I've gotten better results by telling it "write a Python program to calculate X"

For the tax thing. I had Claude write a CLI and a prompt for Gemini Flash 2.5 to do the structured extraction: i.e. .pdf -> JSON. The JSON schema was pretty flexible, and open to interpretation by Gemini, so it didn't produce 100% consistent JSON structures.

To then "aggregate" all of the json outputs, I had Claude look at the json outputs, and then iterate on a Python tool to programmatically do it. I saw it iterating a few times on this: write the most naive Python tool, run it, throws exception, rinse and repeat, until it was able to parse all the json files sensibly.

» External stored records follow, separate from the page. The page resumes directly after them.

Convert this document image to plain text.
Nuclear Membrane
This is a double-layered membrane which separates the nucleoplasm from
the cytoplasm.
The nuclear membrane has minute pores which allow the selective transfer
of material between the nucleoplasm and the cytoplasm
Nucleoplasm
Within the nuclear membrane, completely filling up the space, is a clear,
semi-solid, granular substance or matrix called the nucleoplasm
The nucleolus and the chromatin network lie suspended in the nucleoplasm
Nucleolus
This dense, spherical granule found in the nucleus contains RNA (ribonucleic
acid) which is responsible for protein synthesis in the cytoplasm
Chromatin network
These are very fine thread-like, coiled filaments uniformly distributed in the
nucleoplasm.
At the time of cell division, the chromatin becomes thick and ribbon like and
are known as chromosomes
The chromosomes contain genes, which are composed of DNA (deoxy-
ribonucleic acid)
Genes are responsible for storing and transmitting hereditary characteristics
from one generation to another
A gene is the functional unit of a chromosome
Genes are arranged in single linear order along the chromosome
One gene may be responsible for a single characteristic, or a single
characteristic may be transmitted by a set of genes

Yeah, in my user prompt I have "Whenever you are asked to perform any operation which could be done deterministically by a program, you should write a program to do it that way and feed it the data, rather than thinking through the problem on your own." It's worked wonders.

[deleted]

Good call. I’ve also had better results pre-processing PDFs, extracting data into structured format, and then running prompts against that.

Which should pair well with the “write a script” tactic.

Yeah, asking for a tool to do a thing is almost always better than asking for the thing directly, I find. LLMs are kind of not there in terms of always being correct with large batches of data. And when you ask for a script, you can actually verify what's going on in there, without taking leaps of faith.